Hepatic stellate cell activation occurs in nonalcoholic steatohepatitis

Abstract

Background/aims: Hepatic stellate cell activation has a major role in the pathogenesis of hepatic fibrosis, considered to constitute part of the healing response to a necroinflammatory stimulus. However, steatosis per se, has also been shown to induce this activation. This study evaluates if hepatic stellate cell activation is present, and how it correlates with steatosis, in nonalcoholic steatohepatitis, whose hallmark is steatosis.

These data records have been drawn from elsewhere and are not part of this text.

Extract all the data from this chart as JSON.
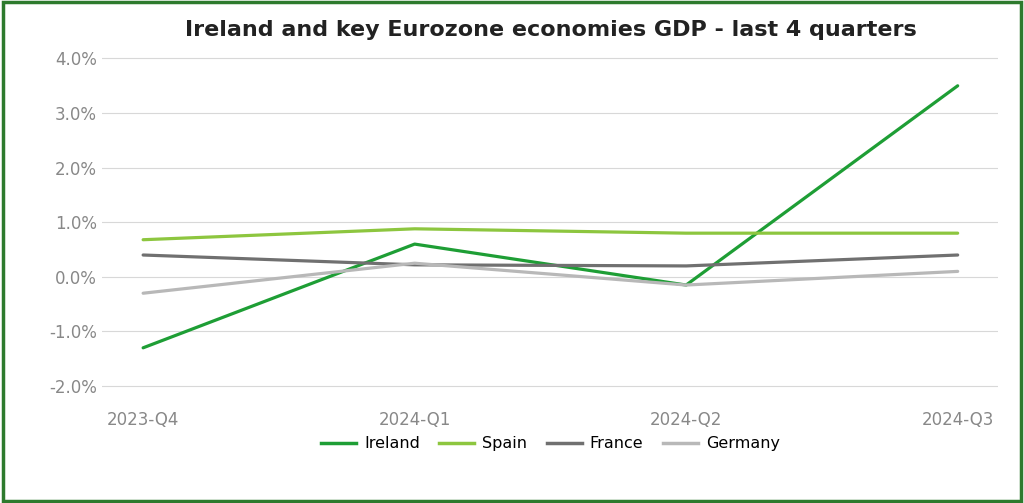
{
  "title": "Ireland and key Eurozone economies GDP - last 4 quarters",
  "categories": [
    "2023-Q4",
    "2024-Q1",
    "2024-Q2",
    "2024-Q3"
  ],
  "series": {
    "Ireland": [
      -1.3,
      0.6,
      -0.15,
      3.5
    ],
    "Spain": [
      0.68,
      0.88,
      0.8,
      0.8
    ],
    "France": [
      0.4,
      0.22,
      0.2,
      0.4
    ],
    "Germany": [
      -0.3,
      0.25,
      -0.15,
      0.1
    ]
  },
  "colors": {
    "Ireland": "#1e9e35",
    "Spain": "#8dc63f",
    "France": "#707070",
    "Germany": "#b8b8b8"
  },
  "ylim": [
    -2.3,
    4.15
  ],
  "yticks": [
    -2.0,
    -1.0,
    0.0,
    1.0,
    2.0,
    3.0,
    4.0
  ],
  "line_width": 2.3,
  "background_color": "#ffffff",
  "plot_bg_color": "#ffffff",
  "grid_color": "#d8d8d8",
  "border_color": "#2d7a2d",
  "title_fontsize": 16,
  "legend_fontsize": 11.5,
  "tick_fontsize": 12,
  "tick_color": "#888888"
}
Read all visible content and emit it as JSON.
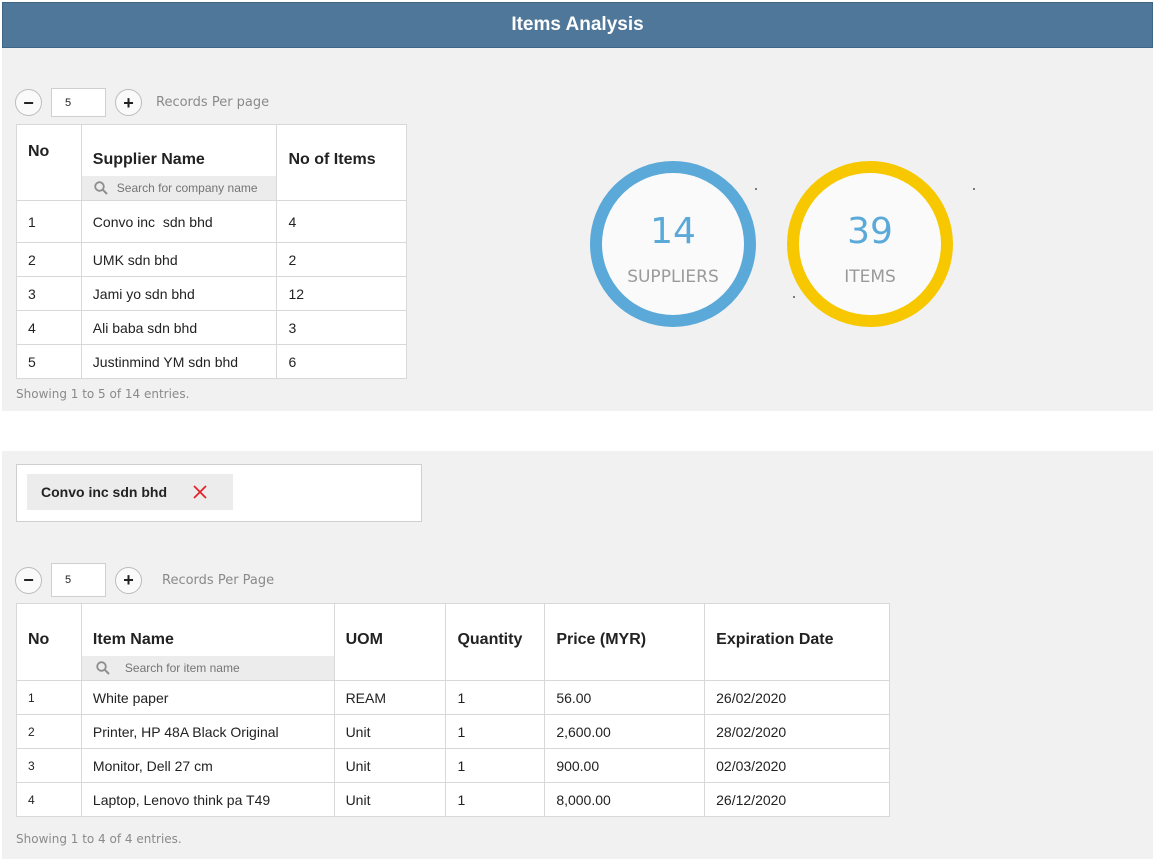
{
  "header": {
    "title": "Items Analysis"
  },
  "suppliers_panel": {
    "records_per_page": "5",
    "records_label": "Records Per page",
    "columns": [
      "No",
      "Supplier Name",
      "No of Items"
    ],
    "search_placeholder": "Search for company name",
    "rows": [
      {
        "no": "1",
        "name": "Convo inc  sdn bhd",
        "items": "4"
      },
      {
        "no": "2",
        "name": "UMK sdn bhd",
        "items": "2"
      },
      {
        "no": "3",
        "name": "Jami yo sdn bhd",
        "items": "12"
      },
      {
        "no": "4",
        "name": "Ali baba sdn bhd",
        "items": "3"
      },
      {
        "no": "5",
        "name": "Justinmind YM sdn bhd",
        "items": "6"
      }
    ],
    "showing": "Showing 1 to 5 of 14 entries."
  },
  "stats": {
    "suppliers": {
      "value": "14",
      "label": "SUPPLIERS",
      "color": "#5aa9d8"
    },
    "items": {
      "value": "39",
      "label": "ITEMS",
      "color": "#f7c800"
    }
  },
  "items_panel": {
    "filter_chip": "Convo inc sdn bhd",
    "records_per_page": "5",
    "records_label": "Records Per Page",
    "columns": [
      "No",
      "Item Name",
      "UOM",
      "Quantity",
      "Price (MYR)",
      "Expiration Date"
    ],
    "search_placeholder": "Search for item name",
    "rows": [
      {
        "no": "1",
        "name": "White paper",
        "uom": "REAM",
        "qty": "1",
        "price": "56.00",
        "exp": "26/02/2020"
      },
      {
        "no": "2",
        "name": "Printer, HP 48A Black Original",
        "uom": "Unit",
        "qty": "1",
        "price": "2,600.00",
        "exp": "28/02/2020"
      },
      {
        "no": "3",
        "name": "Monitor, Dell 27 cm",
        "uom": "Unit",
        "qty": "1",
        "price": "900.00",
        "exp": "02/03/2020"
      },
      {
        "no": "4",
        "name": "Laptop, Lenovo think pa T49",
        "uom": "Unit",
        "qty": "1",
        "price": "8,000.00",
        "exp": "26/12/2020"
      }
    ],
    "showing": "Showing 1 to 4 of 4 entries."
  },
  "icons": {
    "search": "search-icon",
    "remove": "close-icon",
    "minus": "minus-icon",
    "plus": "plus-icon"
  },
  "colors": {
    "header_bg": "#4f7799",
    "remove_x": "#e0232a"
  }
}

Methodology: Steatosis, hepatocyte damage, inflammation and fibrosis were graded from 0 to 3+, in liver biopsies from 15 well documented nonalcoholic steatohepatitis and 5 normal controls. Activated hepatic stellate cell activation were identified immunohistochemically using a monoclonal antibody raised against cytoplasmic alpha-smooth muscle actin, and semiquantitatively graded using a scoring method.

Results: Nonalcoholic steatohepatitis patients showed significantly greater numbers of alpha-smooth muscle actin-reactive hepatic stellate cell than controls: hepatic stellate cell index of 3.6 +/- 1.9 versus 1.5 +/- 0.5, P < 0.05. The distribution of alpha-smooth muscle actin-reactive hepatic stellate cell was higher in the perivenular areas, than in the intermediate zone and portal area, with no significant association between steatosis and alpha-smooth muscle actin-expressing hepatic stellate cell. However, a significant association was found between portal and lobular inflammation and hepatic stellate cell index, r = 0.72, P = 0.0005 and r = 0.75, P = 0.0002, respectively.

Conclusions: This study demonstrates that hepatic stellate cell activation occurs in nonalcoholic steatohepatitis, clearly correlating with portal and lobular inflammation, but not with steatosis, suggesting that the mechanisms implicated in fibrosis in nonalcoholic steatohepatitis are probably related with inflammation.